Des faits et des considérations contenues dans ce travail, je me crois autorisé à admettre qu’il y a assez de personnes au-dessus des préjugés, pour que la viande de cheval soit consommée et même recherchée, dès qu’il y en aura dans des boucheries. Oui, certes, Isidore Geoffroy Saint-Hilaire avait raison de dire : « N’est-il pas absurde de perdre chaque mois, par toute la France, des millions de kilogrammes de bonne viande, quand, par toute la France aussi, il y a des millions d’hommes qui manquent de viande. »

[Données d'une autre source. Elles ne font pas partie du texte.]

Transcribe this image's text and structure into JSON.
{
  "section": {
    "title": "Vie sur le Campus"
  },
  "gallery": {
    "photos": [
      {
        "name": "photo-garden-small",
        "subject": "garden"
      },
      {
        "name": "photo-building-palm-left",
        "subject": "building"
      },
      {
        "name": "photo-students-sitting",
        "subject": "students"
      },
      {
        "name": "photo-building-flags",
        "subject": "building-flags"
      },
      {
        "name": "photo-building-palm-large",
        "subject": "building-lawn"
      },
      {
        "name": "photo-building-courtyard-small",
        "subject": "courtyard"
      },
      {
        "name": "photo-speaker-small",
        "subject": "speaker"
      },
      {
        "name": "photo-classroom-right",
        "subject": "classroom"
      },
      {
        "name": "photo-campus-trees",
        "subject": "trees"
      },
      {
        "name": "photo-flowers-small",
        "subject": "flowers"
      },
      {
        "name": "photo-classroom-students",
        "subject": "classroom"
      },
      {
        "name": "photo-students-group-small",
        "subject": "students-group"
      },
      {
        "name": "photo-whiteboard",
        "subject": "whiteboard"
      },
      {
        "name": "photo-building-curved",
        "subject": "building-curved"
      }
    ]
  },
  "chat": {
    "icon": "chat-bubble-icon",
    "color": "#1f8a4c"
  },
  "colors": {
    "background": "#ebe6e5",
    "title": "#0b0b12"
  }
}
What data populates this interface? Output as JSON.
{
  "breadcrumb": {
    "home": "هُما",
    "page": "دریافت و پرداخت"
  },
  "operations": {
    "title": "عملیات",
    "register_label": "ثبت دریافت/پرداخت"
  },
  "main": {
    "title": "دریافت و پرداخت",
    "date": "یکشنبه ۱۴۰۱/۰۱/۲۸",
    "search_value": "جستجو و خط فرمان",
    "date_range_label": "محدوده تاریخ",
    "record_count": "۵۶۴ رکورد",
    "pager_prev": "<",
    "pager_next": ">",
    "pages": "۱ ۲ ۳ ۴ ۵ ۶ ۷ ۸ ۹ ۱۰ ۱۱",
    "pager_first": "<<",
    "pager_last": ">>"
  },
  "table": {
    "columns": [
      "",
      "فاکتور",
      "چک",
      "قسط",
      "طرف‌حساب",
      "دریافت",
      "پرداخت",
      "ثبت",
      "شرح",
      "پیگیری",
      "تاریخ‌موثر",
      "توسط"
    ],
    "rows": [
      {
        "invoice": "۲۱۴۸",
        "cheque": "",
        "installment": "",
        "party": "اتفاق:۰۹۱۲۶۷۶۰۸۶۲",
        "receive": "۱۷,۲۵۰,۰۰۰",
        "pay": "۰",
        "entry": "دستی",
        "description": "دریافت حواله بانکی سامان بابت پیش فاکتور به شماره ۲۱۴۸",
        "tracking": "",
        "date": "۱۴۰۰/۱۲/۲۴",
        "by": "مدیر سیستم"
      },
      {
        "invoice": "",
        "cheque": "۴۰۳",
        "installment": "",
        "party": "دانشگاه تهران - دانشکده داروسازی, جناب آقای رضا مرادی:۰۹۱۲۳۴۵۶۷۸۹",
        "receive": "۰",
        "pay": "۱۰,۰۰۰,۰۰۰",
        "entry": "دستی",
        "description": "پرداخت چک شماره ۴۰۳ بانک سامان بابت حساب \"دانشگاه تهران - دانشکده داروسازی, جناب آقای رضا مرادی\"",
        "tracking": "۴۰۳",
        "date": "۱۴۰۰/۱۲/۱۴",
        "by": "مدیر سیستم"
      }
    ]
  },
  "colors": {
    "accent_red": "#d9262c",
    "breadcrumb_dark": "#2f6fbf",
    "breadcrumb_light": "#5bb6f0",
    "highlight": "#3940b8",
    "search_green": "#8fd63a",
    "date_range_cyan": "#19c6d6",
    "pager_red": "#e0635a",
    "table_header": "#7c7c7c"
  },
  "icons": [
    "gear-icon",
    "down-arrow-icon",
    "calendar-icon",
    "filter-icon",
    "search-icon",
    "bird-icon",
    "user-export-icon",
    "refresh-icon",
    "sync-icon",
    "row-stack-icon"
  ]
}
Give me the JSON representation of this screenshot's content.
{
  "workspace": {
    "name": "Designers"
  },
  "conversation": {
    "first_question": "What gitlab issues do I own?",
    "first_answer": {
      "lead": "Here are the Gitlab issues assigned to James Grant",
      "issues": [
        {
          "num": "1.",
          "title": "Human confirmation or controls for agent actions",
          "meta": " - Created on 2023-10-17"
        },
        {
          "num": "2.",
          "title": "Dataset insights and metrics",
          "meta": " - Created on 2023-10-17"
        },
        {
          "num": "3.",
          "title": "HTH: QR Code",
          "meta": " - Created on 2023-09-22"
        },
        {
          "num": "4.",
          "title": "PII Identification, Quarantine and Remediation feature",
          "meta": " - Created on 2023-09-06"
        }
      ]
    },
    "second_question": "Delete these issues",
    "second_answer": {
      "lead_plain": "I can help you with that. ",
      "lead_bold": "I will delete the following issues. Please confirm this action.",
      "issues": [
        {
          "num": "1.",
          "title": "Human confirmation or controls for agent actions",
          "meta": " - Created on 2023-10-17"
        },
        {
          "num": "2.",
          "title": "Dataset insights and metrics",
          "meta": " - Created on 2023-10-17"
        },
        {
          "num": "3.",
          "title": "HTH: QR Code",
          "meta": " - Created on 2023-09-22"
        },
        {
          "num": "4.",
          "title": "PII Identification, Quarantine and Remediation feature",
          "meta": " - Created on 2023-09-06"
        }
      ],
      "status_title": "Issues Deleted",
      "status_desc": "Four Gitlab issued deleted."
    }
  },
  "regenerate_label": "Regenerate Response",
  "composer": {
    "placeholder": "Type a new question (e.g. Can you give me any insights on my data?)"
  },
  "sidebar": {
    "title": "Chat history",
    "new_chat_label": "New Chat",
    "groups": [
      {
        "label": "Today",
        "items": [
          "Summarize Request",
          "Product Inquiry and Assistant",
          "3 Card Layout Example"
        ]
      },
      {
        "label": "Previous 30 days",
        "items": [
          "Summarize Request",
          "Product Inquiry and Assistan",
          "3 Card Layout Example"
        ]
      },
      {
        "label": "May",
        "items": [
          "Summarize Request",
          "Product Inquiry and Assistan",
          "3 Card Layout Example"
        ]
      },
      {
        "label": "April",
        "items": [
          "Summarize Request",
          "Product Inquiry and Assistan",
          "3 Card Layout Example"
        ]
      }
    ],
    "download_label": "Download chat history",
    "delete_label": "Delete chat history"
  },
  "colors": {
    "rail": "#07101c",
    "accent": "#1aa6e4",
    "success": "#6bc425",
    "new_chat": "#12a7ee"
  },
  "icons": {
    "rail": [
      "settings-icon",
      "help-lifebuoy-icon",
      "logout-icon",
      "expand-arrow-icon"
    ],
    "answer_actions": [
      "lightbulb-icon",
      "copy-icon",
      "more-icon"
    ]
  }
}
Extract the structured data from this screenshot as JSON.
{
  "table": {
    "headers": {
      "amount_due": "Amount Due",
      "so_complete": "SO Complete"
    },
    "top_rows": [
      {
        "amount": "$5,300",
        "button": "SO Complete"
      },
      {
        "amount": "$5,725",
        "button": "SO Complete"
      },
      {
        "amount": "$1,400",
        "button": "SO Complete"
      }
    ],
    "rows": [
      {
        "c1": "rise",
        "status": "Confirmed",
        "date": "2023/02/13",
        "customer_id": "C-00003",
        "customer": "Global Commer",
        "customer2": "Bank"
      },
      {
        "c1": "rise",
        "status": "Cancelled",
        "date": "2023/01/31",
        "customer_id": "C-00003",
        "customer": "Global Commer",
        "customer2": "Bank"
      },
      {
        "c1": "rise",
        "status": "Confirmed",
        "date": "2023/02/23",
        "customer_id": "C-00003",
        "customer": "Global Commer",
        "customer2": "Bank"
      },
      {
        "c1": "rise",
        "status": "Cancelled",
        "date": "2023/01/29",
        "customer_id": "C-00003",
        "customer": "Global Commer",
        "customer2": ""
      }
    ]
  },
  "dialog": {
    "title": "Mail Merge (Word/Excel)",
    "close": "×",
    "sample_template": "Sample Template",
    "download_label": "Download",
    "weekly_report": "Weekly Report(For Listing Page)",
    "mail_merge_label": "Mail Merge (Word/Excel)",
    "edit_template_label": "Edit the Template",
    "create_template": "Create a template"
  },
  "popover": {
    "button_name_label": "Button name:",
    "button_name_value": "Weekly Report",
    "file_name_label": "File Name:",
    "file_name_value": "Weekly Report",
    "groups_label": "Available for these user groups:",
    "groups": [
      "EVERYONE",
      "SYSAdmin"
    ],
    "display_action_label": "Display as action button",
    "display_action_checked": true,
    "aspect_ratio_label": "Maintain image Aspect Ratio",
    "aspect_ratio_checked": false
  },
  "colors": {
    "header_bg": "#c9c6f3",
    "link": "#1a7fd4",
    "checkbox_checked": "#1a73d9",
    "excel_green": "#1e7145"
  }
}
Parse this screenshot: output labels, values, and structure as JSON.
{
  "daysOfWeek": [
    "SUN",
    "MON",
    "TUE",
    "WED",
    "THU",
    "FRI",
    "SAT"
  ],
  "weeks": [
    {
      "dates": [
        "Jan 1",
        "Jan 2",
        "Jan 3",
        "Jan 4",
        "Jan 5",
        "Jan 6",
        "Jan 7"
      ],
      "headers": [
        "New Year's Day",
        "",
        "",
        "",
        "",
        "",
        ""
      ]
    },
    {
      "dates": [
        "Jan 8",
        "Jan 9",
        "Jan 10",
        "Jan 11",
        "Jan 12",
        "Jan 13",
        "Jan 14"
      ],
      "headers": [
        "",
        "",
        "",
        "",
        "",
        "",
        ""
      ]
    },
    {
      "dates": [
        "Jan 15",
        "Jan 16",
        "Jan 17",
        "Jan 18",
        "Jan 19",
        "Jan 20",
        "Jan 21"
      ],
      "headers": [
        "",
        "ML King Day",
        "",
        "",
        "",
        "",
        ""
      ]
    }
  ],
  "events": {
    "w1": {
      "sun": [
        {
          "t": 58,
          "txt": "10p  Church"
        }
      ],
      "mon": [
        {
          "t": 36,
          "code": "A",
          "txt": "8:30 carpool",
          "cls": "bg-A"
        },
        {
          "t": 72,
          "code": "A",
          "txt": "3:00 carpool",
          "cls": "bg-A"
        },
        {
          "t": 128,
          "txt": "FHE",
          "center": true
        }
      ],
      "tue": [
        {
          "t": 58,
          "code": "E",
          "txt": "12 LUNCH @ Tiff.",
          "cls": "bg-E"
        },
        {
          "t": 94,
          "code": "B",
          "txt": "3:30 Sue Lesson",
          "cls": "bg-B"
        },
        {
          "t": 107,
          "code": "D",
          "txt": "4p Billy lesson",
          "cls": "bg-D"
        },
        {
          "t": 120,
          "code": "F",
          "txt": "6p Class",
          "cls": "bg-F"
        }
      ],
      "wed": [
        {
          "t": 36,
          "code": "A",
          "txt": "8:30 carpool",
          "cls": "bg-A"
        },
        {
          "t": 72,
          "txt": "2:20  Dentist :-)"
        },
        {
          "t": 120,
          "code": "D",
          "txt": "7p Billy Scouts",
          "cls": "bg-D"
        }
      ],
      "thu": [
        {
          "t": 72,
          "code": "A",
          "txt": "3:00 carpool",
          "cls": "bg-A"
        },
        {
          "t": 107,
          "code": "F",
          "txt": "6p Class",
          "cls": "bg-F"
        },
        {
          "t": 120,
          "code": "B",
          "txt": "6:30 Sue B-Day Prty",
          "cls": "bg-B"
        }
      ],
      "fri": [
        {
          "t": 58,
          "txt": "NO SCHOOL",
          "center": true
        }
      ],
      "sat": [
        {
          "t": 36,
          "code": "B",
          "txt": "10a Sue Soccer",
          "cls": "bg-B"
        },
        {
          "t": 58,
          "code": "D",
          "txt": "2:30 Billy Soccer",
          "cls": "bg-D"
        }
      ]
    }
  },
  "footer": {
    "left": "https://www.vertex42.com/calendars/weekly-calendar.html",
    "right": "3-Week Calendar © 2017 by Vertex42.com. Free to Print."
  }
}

Afin de contribuer, pour ma faible part, à faire entrer la viande de cheval dans l’alimentation publique, j’offre :

Une prime de trois cents francs à celui qui, dans le courant de l’année 1864, ouvrira une boucherie de viande de cheval, en France ou en Algérie ;

Et une seconde prime de deux cents francs à celui qui, en 1864, ouvrira un restaurant de viande de cheval. Ces primes seront délivrées par l’entremise du trésorier de la Société protectrice des animaux, dans le deuxième mois qui suivra l’ouverture bien constatée de ces établissements.

Depuis sa fondation, notre Société ayant toujours été très-favorable à l’admission des chevaux hors de service dans le commerce de la boucherie, et, d’autre part, plusieurs personnes m’ayant exprimé le désir de s’associer à mon projet, je propose qu’une souscription soit organisée parmi tous ceux qui veulent concourir à cette œuvre de bienfaisance et d’intérêt général.

Une commission serait nommée et déléguée pour disposer, selon qu’elle jugerait opportun, du montant de la souscription et pour faire toutes les démarches les plus propres à obtenir que la viande de cheval entre dans l’alimentation publique.

  1. D’après mes observations, le mulet est meilleur que le cheval, et l’âne meilleur que le mulet.
  2. Dans l’état actuel, ce poids est trop élevé ; mais il sera à peu près exact, après le changement qui doit s’opérer dans l’existence des vieux chevaux, lorsqu’ils seront admis dans les boucheries.